The mission’s goal is clear.
“(The) focus is the removal of Joseph Kony and senior Lord’s Resistance Army leadership from the battlefield,” said Captain Ken Wright, a navy SEAL in command of the roughly 100-strong force which deployed in October.
Kony has evaded the region’s militaries for nearly three decades, kidnapping tens of thousands of children to fill his militia’s ranks and serve as sex slaves as he moves through the bush.
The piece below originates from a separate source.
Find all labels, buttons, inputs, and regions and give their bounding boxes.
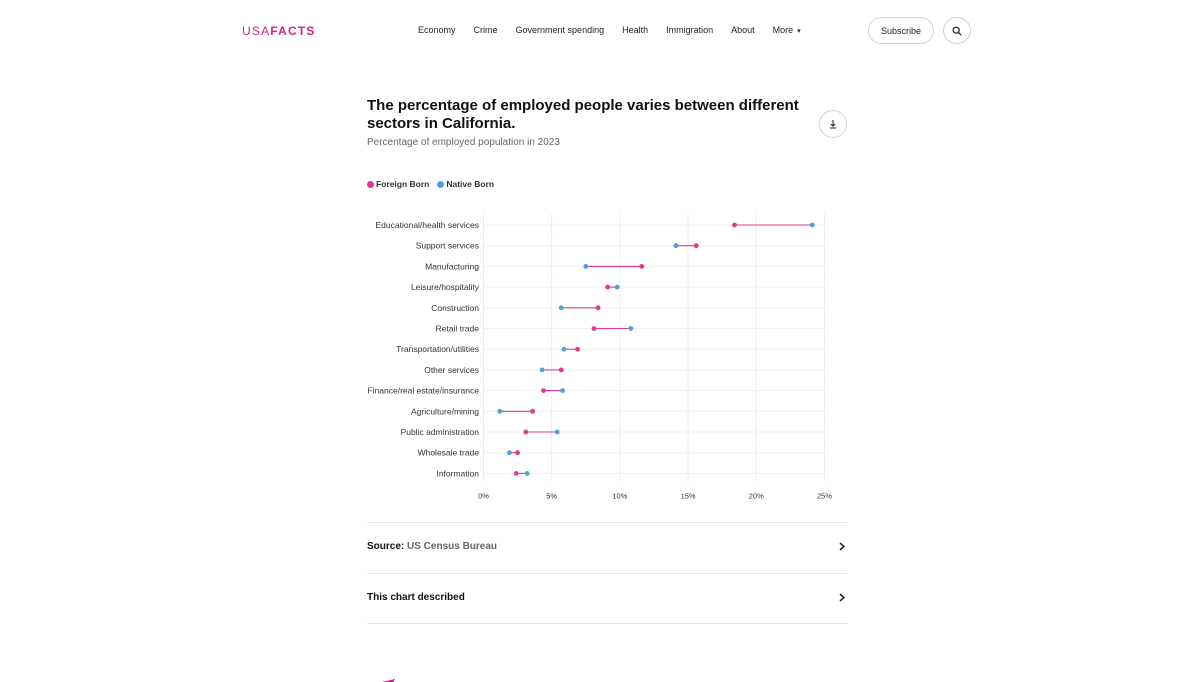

Thousands more have died in the wake of his brutal army.
The deployment of elite American forces to help track Kony and his senior commanders in the dense equatorial jungle across a region that spans several countries has raised hopes the sadistic warlord’s days are numbered.
The troops are armed but do not patrol the surrounding forests and are allowed to engage the LRA only in self-defence.
Instead, their focus is on improving intelligence on LRA positions gathered both electronically and from tip-offs.
By meshing stories from hunters and nomadic cattle herders of encounters with the rebels together with sophisticated surveillance imagery, allied forces chart suspected rebel activity and coordinate the regional armies’ pursuit of Kony.
“You look at patterns to see where LRA might be moving, historic areas where they might operate, so we can predict where they’re going and try and head them off and most effectively use the forces on the ground,” Captain Gregory, a 29-year-old Texan hidden behind sunglasses and a wide brimmed hat told Reuters.
For many of the U.S. troops who have recently served in Afghanistan and Iraq, the humid jungles of central Africa are unfamiliar territory.